(Alausí) Rescuers are continuing their operations Tuesday in southwestern Ecuador to try to find victims the day after the landslide that left seven dead and 64 missing according to a latest report, AFP noted.

Accompanied by sniffer dogs, groups of rescuers and residents search the rubble in the hope of finding survivors after a huge mountain slab broke off overnight from Sunday to Monday in Alausi, Chimborazo province , some 300 km south of Quito.

According to the latest official report, the landslide left seven dead, 23 injured, 64 missing and 163 houses affected by the mudslide, which fell on a peripheral district clinging to the mountainside.

There is an “accumulation of tons and tons of earth” which “makes it difficult for the victims to survive,” Fernando Yanza, one of the firefighters working at the site, told AFP.

The accumulated earth “takes away the little bit of oxygen and that’s the main problem” faced by people trapped under the flow, Yanza said after emerging from a four-meter-deep excavation without finding any sign of life.

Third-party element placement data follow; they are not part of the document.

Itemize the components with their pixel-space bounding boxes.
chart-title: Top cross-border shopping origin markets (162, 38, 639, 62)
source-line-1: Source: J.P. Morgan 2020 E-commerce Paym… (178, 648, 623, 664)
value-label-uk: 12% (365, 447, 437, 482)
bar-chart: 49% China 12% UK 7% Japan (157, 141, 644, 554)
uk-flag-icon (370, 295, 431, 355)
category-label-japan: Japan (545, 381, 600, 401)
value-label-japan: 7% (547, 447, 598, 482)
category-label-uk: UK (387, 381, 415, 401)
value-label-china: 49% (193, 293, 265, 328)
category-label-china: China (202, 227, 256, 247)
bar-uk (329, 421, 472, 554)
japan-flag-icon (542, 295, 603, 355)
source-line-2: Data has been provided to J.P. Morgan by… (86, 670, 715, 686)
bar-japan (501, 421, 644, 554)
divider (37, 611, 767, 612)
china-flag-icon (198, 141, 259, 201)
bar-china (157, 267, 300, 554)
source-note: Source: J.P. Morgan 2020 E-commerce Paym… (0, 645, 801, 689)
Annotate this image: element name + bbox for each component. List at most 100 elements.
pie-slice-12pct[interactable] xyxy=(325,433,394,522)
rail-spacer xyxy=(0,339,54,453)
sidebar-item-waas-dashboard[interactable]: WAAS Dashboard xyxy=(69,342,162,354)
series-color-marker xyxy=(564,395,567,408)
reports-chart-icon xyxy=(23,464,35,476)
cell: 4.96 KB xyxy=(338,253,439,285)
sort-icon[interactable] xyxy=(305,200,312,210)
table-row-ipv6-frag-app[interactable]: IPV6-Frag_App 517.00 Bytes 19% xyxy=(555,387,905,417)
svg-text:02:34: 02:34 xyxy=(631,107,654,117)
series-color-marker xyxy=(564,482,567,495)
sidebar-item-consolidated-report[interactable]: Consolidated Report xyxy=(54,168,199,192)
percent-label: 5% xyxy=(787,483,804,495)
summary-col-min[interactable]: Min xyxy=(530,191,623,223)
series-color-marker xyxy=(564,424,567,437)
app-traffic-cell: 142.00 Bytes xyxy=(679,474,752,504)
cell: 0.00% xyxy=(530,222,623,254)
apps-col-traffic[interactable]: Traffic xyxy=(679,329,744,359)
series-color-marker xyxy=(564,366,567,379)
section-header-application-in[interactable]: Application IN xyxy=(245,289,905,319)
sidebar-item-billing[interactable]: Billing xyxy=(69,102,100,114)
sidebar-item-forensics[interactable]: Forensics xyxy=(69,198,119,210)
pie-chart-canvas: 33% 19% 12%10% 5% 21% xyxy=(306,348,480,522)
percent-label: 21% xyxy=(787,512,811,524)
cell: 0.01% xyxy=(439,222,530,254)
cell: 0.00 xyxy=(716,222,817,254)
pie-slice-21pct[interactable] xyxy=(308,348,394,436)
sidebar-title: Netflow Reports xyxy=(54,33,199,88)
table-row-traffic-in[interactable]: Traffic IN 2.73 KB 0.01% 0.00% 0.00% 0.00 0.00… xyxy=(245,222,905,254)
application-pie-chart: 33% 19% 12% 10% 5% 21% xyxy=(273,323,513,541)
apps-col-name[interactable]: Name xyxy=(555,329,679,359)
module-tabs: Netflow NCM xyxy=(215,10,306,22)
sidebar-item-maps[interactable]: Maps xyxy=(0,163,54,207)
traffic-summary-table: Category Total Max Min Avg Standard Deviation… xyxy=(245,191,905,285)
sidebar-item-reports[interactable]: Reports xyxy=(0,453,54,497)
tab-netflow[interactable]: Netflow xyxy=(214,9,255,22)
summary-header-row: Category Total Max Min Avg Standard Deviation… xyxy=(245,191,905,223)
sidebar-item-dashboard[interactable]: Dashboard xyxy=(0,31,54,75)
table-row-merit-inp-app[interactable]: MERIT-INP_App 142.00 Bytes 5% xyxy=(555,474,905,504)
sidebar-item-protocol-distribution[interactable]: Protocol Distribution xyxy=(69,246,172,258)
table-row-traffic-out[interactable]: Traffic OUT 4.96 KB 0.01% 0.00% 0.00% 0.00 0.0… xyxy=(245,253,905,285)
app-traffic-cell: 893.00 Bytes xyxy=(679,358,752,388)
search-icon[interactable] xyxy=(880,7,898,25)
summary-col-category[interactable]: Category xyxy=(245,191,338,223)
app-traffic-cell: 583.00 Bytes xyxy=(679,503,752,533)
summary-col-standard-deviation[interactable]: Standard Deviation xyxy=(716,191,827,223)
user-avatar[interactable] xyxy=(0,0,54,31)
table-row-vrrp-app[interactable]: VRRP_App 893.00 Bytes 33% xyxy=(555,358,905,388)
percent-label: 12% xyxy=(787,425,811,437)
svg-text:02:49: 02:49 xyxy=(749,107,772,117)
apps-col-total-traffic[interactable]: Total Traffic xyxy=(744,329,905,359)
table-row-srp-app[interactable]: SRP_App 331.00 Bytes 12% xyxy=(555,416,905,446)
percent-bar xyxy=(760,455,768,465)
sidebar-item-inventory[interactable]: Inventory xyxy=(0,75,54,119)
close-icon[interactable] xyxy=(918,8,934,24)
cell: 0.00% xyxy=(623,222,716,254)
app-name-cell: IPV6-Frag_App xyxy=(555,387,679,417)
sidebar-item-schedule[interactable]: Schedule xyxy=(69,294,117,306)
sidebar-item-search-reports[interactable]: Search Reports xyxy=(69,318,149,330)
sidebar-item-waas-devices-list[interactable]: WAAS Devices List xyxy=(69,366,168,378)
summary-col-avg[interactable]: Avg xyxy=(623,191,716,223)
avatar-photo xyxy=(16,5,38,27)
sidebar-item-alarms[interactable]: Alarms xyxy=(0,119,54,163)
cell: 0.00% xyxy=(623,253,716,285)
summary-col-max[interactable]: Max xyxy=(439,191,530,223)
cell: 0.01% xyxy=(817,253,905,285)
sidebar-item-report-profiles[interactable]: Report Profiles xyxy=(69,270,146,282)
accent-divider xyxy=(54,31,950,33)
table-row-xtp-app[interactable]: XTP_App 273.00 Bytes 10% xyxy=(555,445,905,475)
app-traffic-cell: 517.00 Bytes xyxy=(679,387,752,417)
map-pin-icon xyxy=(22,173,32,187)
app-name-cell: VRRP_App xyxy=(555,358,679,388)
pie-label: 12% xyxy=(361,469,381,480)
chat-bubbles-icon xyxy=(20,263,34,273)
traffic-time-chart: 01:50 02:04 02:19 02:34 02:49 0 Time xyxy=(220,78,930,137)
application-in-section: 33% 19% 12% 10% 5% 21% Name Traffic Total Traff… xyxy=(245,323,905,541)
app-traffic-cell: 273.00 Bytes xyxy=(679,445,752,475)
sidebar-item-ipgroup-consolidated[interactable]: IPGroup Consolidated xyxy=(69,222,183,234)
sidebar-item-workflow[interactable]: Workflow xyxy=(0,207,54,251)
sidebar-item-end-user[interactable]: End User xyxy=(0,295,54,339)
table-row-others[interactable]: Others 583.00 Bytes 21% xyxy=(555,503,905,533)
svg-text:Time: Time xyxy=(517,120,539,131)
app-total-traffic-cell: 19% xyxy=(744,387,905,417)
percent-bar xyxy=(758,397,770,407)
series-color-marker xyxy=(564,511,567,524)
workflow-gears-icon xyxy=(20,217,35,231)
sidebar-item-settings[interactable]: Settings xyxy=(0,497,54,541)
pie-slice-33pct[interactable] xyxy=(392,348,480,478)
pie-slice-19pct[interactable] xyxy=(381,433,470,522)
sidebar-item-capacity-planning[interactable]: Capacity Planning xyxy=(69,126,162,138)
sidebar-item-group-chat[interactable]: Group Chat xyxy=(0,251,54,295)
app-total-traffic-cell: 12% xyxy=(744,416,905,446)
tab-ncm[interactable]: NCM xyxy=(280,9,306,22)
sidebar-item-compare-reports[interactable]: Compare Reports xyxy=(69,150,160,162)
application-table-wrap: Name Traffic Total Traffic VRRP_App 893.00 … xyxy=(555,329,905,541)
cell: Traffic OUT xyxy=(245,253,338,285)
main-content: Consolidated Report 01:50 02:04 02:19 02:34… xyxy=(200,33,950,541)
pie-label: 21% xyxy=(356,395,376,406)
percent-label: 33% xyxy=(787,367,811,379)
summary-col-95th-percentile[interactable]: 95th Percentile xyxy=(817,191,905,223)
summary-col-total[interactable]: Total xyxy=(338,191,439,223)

“The more you dig, the more dangerous it is” because the ground is unstable, he added.

Arriving there on Monday evening, Ecuadorian President Guillermo Lasso was greeted with boos and shouts of hostility: “Out Lasso! “.

“I was able to see with my own eyes the search and rescue work carried out by the rescuers”, he commented on Twitter after meeting the local authorities, assuring that these operations would continue “as long as necessary”. .

In the disaster area, some 600 houses spared by the landslide were evacuated on the orders of the authorities.